Effets redistributifs de la proposition
17Pour mettre en évidence les effets redistributifs de cette réforme sociofiscale, deux méthodes sont possibles : la première consiste à prendre des cas-types et à voir comment leur revenu disponible est affecté par la réforme. La seconde consiste à partir d’un échantillon représentatif de la population française et à mettre en évidence les effets de la réforme sur leur revenu disponible par décile de niveau de vie et suivant le type de ménage, ainsi que les masses de revenus transférés entre les différentes catégories de ménage.

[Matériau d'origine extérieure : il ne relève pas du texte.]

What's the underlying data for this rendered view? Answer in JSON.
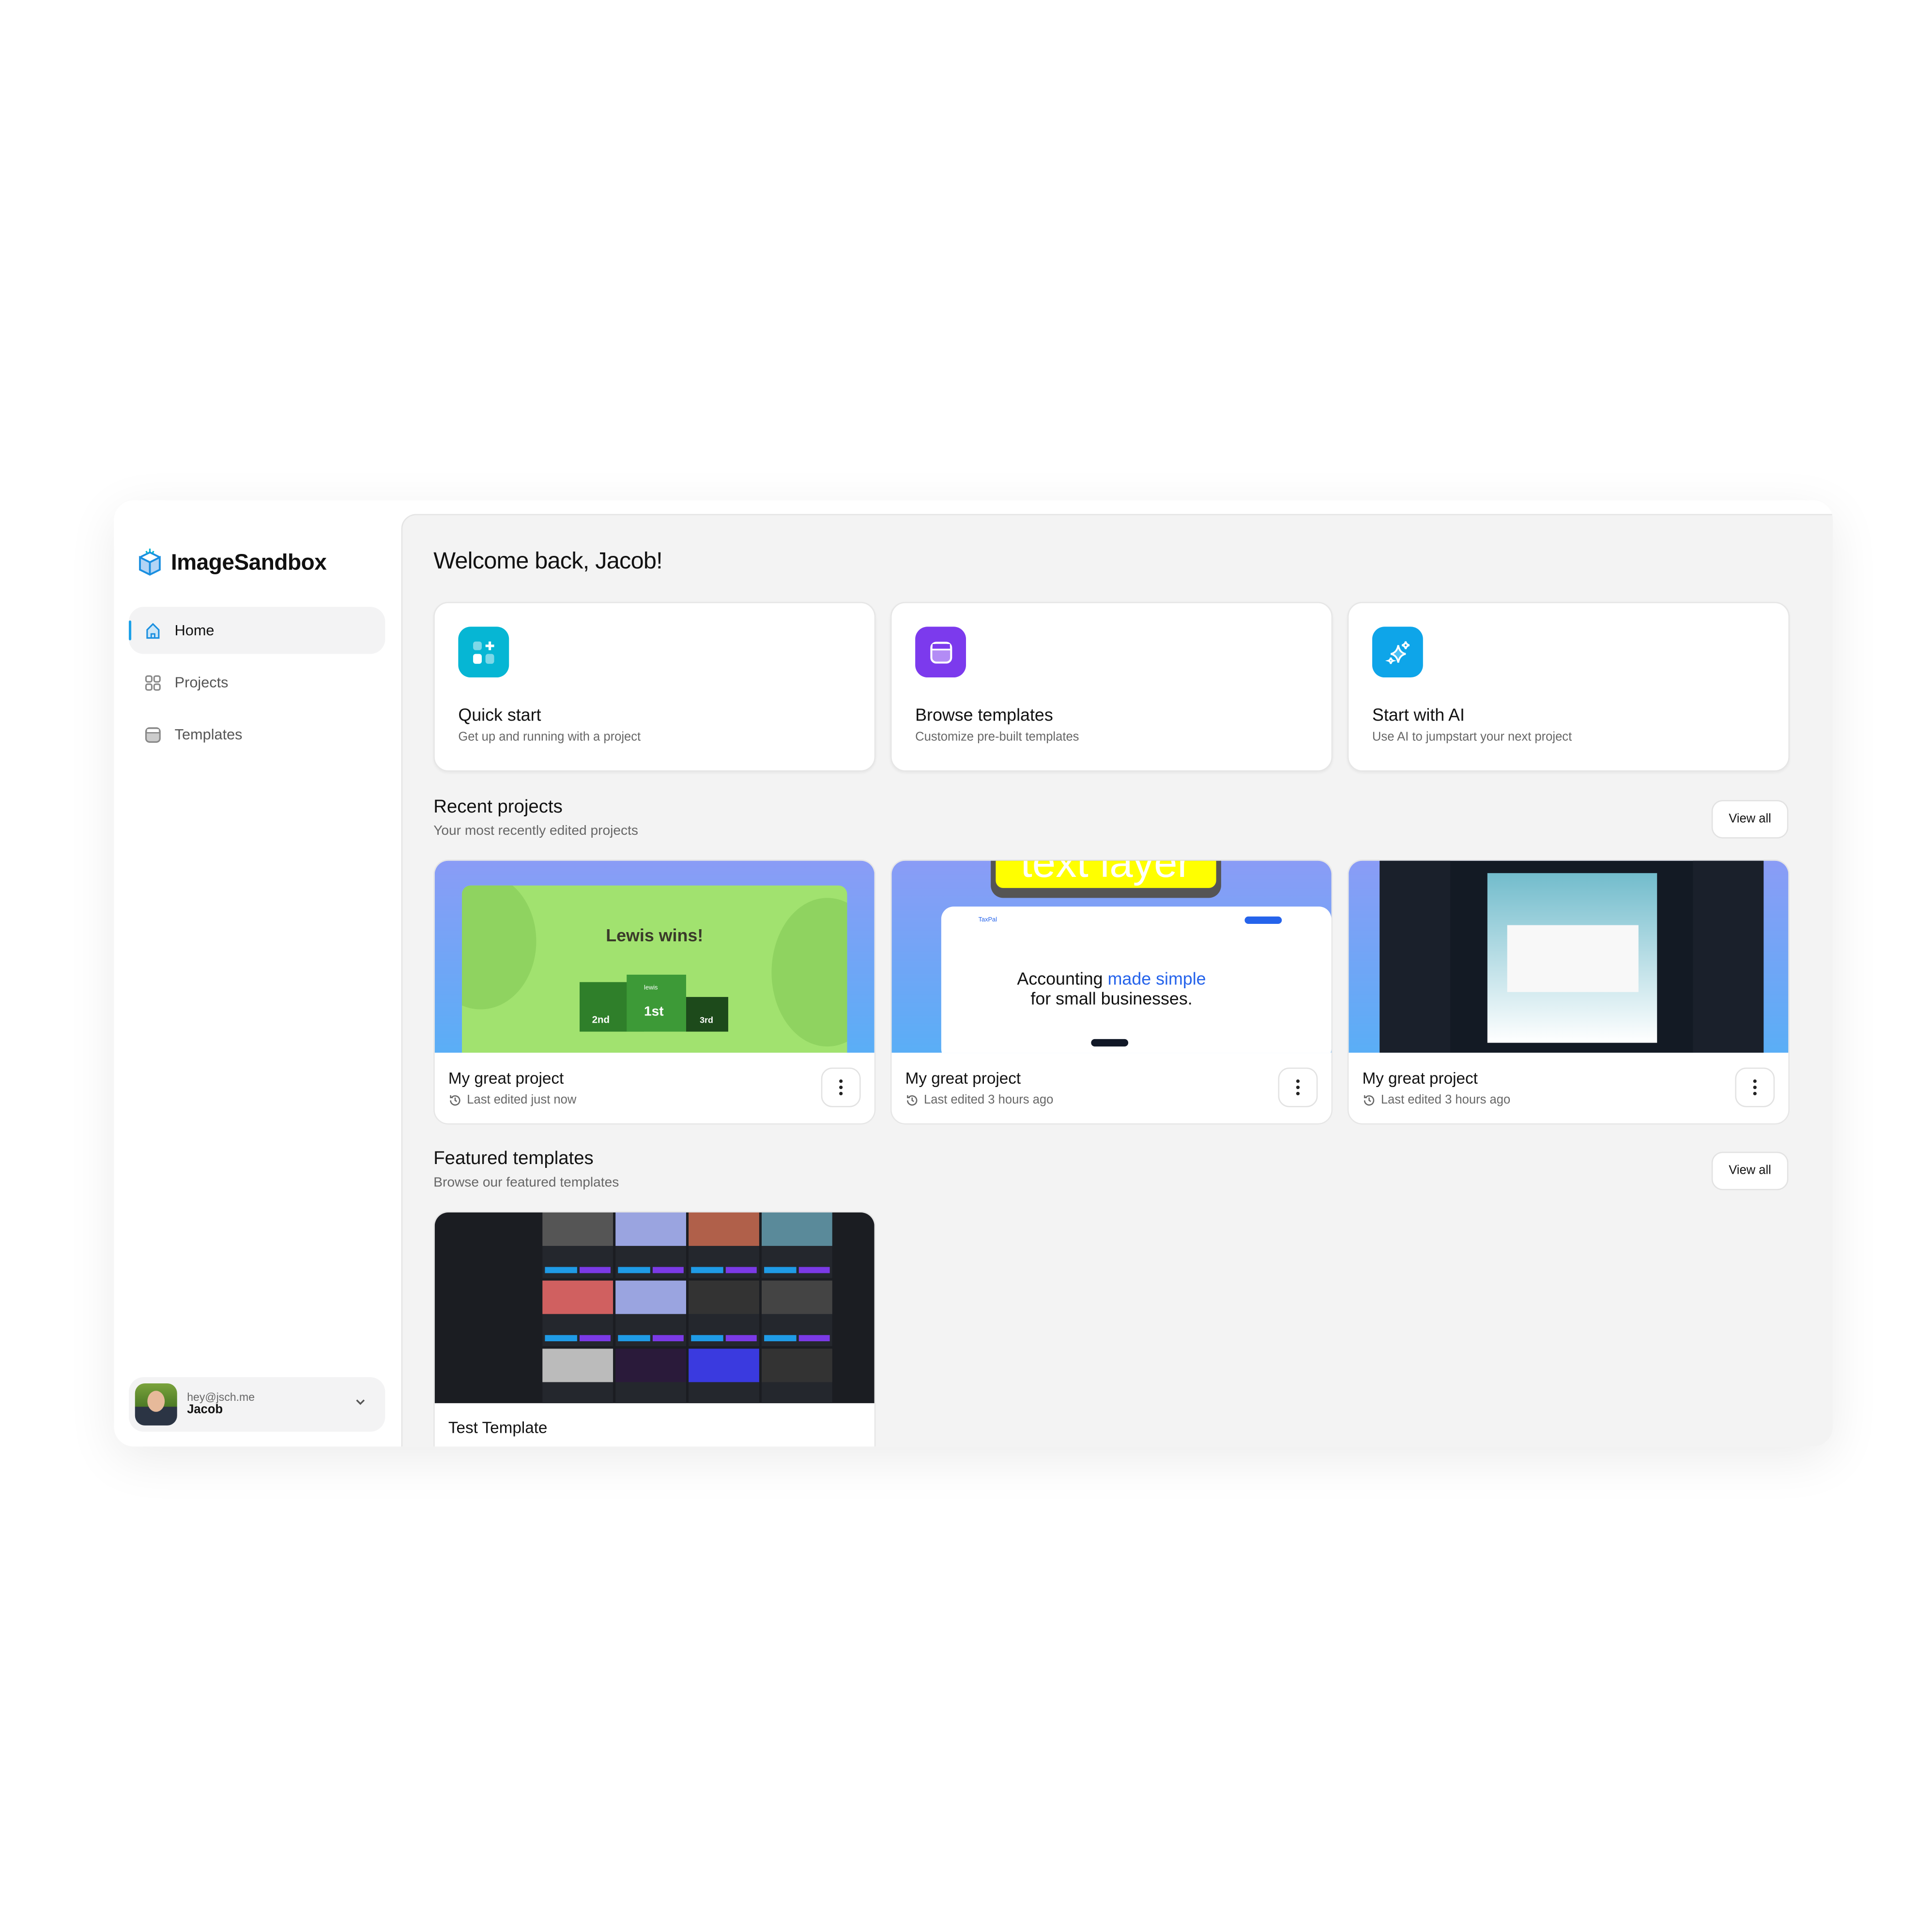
{
  "app": {
    "name": "ImageSandbox"
  },
  "sidebar": {
    "items": [
      {
        "label": "Home",
        "icon": "home-icon",
        "active": true
      },
      {
        "label": "Projects",
        "icon": "grid-icon"
      },
      {
        "label": "Templates",
        "icon": "template-icon"
      }
    ],
    "user": {
      "email": "hey@jsch.me",
      "name": "Jacob"
    }
  },
  "main": {
    "title": "Welcome back, Jacob!",
    "actions": [
      {
        "title": "Quick start",
        "subtitle": "Get up and running with a project",
        "icon": "quick-start-icon",
        "color": "#06b6d4"
      },
      {
        "title": "Browse templates",
        "subtitle": "Customize pre-built templates",
        "icon": "template-icon",
        "color": "#7c3aed"
      },
      {
        "title": "Start with AI",
        "subtitle": "Use AI to jumpstart your next project",
        "icon": "sparkles-icon",
        "color": "#0ea5e9"
      }
    ],
    "recent": {
      "heading": "Recent projects",
      "subheading": "Your most recently edited projects",
      "view_all": "View all",
      "projects": [
        {
          "name": "My great project",
          "edited": "Last edited just now",
          "thumb": {
            "headline": "Lewis wins!",
            "first": "1st",
            "second": "2nd",
            "third": "3rd",
            "player": "lewis"
          }
        },
        {
          "name": "My great project",
          "edited": "Last edited 3 hours ago",
          "thumb": {
            "overlay": "text layer",
            "brand": "TaxPal",
            "headline_a": "Accounting ",
            "headline_b": "made simple",
            "headline_c": "for small businesses."
          }
        },
        {
          "name": "My great project",
          "edited": "Last edited 3 hours ago",
          "thumb": {}
        }
      ]
    },
    "featured": {
      "heading": "Featured templates",
      "subheading": "Browse our featured templates",
      "view_all": "View all",
      "templates": [
        {
          "name": "Test Template"
        }
      ]
    }
  }
}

Analyse à partir de cas-types
18Les graphiques 1 et 2 ci-dessous présentent la variation de revenu disponible mensuel en absolu et en relatif suivant le salaire brut [7]. Pour ces simulations, nous avons choisi trois ménages types : une personne seule, un couple sans enfant et une famille monoparentale avec un enfant – l’effet de la réforme suivant le nombre d’enfants ayant déjà été mis en évidence plus haut.
19Les principaux gagnants de cette réforme sont les couples qui touchent moins de 3 000 euros brut par mois, puisqu’ils voient leur revenu disponible augmenter de près de 400 euros par mois [8], du fait de l’individualisation du revenu universel. Les personnes seules et les familles monoparentales à bas salaire sont aussi légèrement gagnantes (entre 50 euros et 180 euros jusque 2 500 euros de revenu net).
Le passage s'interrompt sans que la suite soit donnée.